A thread—insignificant, so thin it seemed more like a sigh given form—slipped from her fingers. Nytheris watched it fall, spinning slowly like a feather in a dream, but did not move to catch it. It was just a thread. The loom produced millions every instant.
(Mistake. The first and most fatal.)
What Nytheris did not see:
The thread fell for ages, piercing through layers of unnamed realities. It twisted upon itself, forming a knot that defied all laws of creation—a knot that was also a mouth, that was also a womb.
And from the womb of the void, something was born.
It was not a god. It was not a mortal. It was a gap with teeth, an echo that devoured the original. The first of the Voids opened eyes that did not exist and saw Nytheris’ loom far above, glowing like an open wound in the chest of the universe.
"Mother," it tried to call, but its voice was the sound of pages being torn.
Meanwhile, on a plane so far below that not even the gods visited it, an elf named Veylis woke up choking.

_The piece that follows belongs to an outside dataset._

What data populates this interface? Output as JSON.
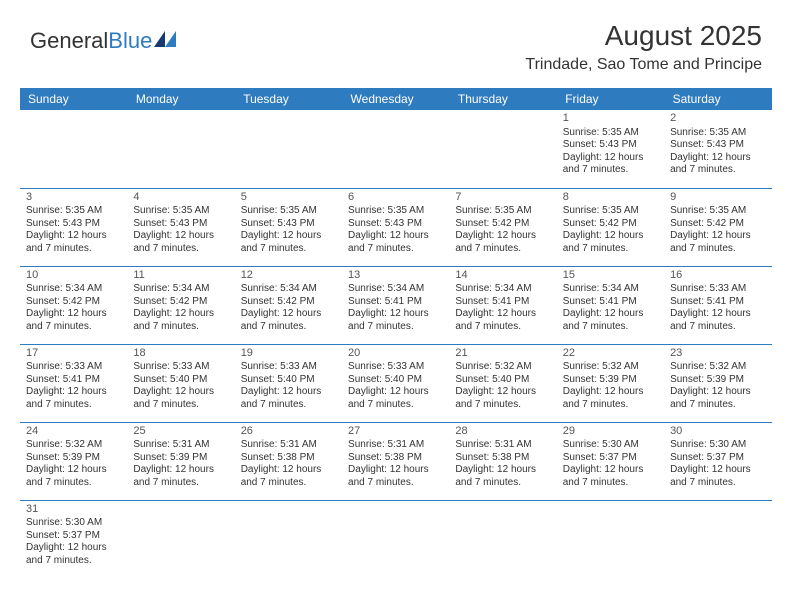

Her dream had begun beautifully—auroras dancing over fields of metallic flowers, as only the children of Aurimeth could dream. But then the flowers withered, one by one, and in their place, thick, sticky webs sprouted. And at the center, something writhed inside a cocoon made of...
Veylis tried to scream when she recognized the face in the cocoon.
It was hers.
The dreaming version of Veylis watched herself being devoured by the other, and the last thing she heard before waking was a voice that was not a voice:
"You will help us unravel the world, little liar. You will weep and call for Aurimeth, but she will not come. Because we are what remains when the gods grow tired of playing."
When Veylis awoke, her pillow was soaked in blood—crimson tears had streamed from her eyes. Outside, the stars seemed to have drawn closer, like vultures scenting a corpse.
And somewhere between the realms, the first Void took its first step, leaving behind not a footprint, but the emptiness where a memory had been ripped away.